En el sector de plaza de armas la entrada y salida de ambulancias era constante, el personal de sanidad hacia un triage de los pacientes y los entregaba a los paramédicos mientras también se nombraba el personal para su custodia. En un punto no había más unidades de guardia para cumplir con el envío de los internos a los centros asistenciales y se empezó a buscar apoyo de los funcionarios de la sede central, pero seguía siendo insuficiente.
A eso de las tres de la mañana a los que quedamos nos mandaron a descansar para poder recibir más tarde, pero no era posible conciliar el sueño a sabiendas que los ánimos estaban caldeados. Varios compañeros optaron por quedarse en el casino atentos a cualquier novedad mientras salía el sol.
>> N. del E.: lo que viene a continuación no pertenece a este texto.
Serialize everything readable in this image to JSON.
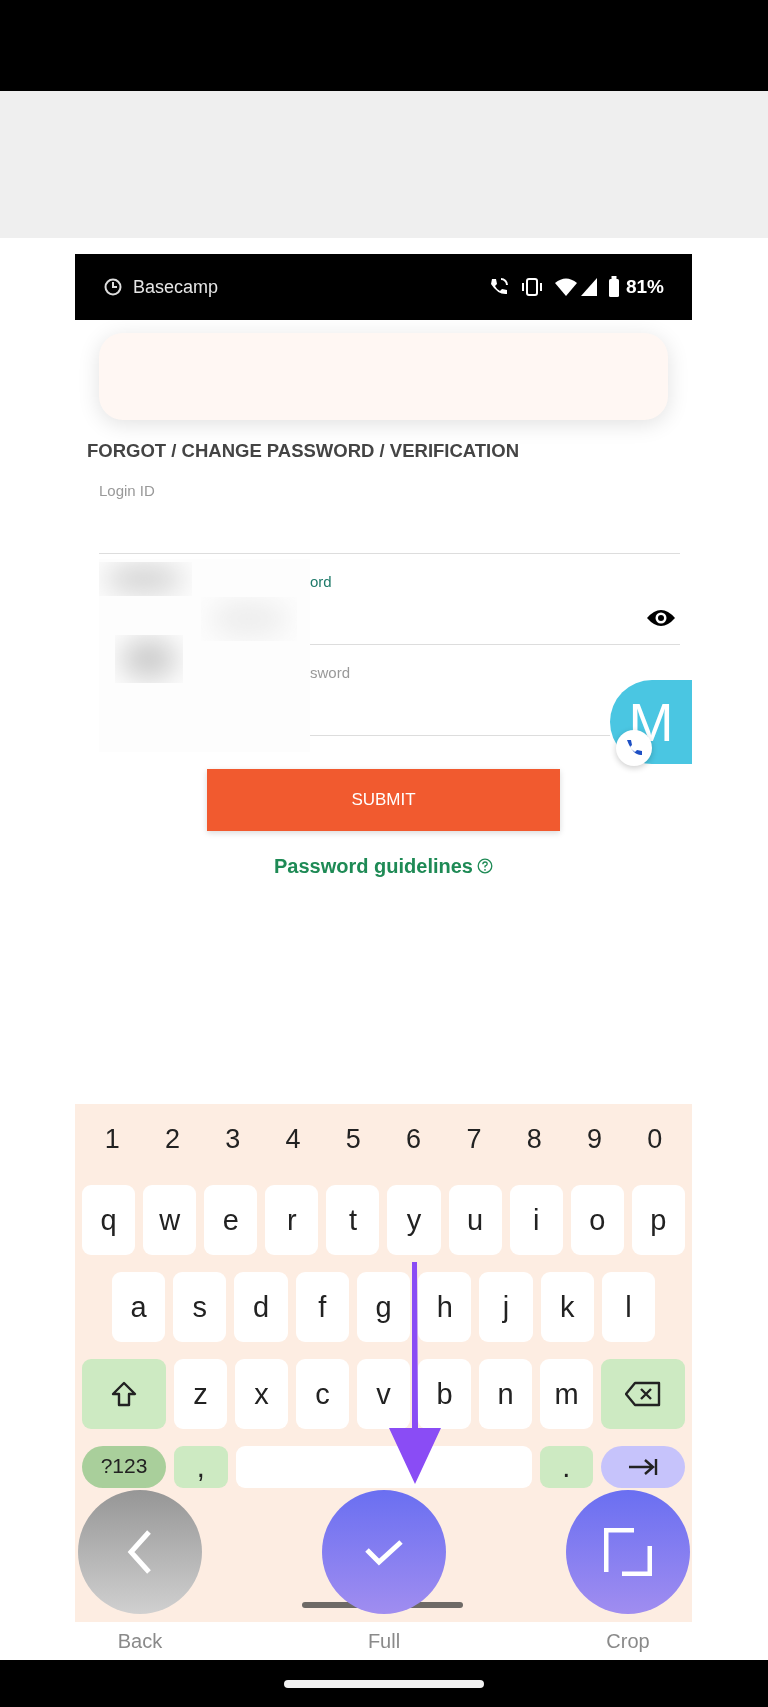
{
  "status_bar": {
    "app": "Basecamp",
    "battery": "81%"
  },
  "form": {
    "title": "FORGOT / CHANGE PASSWORD / VERIFICATION",
    "fields": [
      {
        "label": "Login ID",
        "focused": false,
        "partly_hidden": false,
        "reveal_icon": false
      },
      {
        "label": "ord",
        "focused": true,
        "partly_hidden": true,
        "reveal_icon": true
      },
      {
        "label": "sword",
        "focused": false,
        "partly_hidden": true,
        "reveal_icon": false
      }
    ],
    "submit": "SUBMIT",
    "guidelines_link": "Password guidelines"
  },
  "chat_avatar": {
    "letter": "M"
  },
  "keyboard": {
    "number_row": [
      "1",
      "2",
      "3",
      "4",
      "5",
      "6",
      "7",
      "8",
      "9",
      "0"
    ],
    "rows": [
      [
        "q",
        "w",
        "e",
        "r",
        "t",
        "y",
        "u",
        "i",
        "o",
        "p"
      ],
      [
        "a",
        "s",
        "d",
        "f",
        "g",
        "h",
        "j",
        "k",
        "l"
      ],
      [
        "z",
        "x",
        "c",
        "v",
        "b",
        "n",
        "m"
      ]
    ],
    "symbols": "?123",
    "comma": ",",
    "period": "."
  },
  "actions": [
    {
      "label": "Back",
      "kind": "back"
    },
    {
      "label": "Full",
      "kind": "confirm"
    },
    {
      "label": "Crop",
      "kind": "crop"
    }
  ]
}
Ya para el 22 pudimos ver el resultado del que se puede considerar el mayor motín en la historia del sistema penitenciario colombiano: 24 personas perdieron la vida, otros tantos resultaron heridos y los que quedaron, con manifestaciones de estrés postraumático. Por más duro que haya sido el entrenamiento, el miedo no se va, persiste. Y también está la más profunda tristeza porque pudimos haber muerto sin despedirnos de nuestros seres amados. En la vida se hacen sacrificios, se entregan cosas para recibir otras a cambio, pero, ¿estar cumpliendo el deber en un motín de tal magnitud valía la pena? ¿Era justo someter a esa angustia a mi familia? Después de estos meses sigo pensando que hay cosas que se pudieron haber evitado para no tener que vivir con esta carga innecesaria.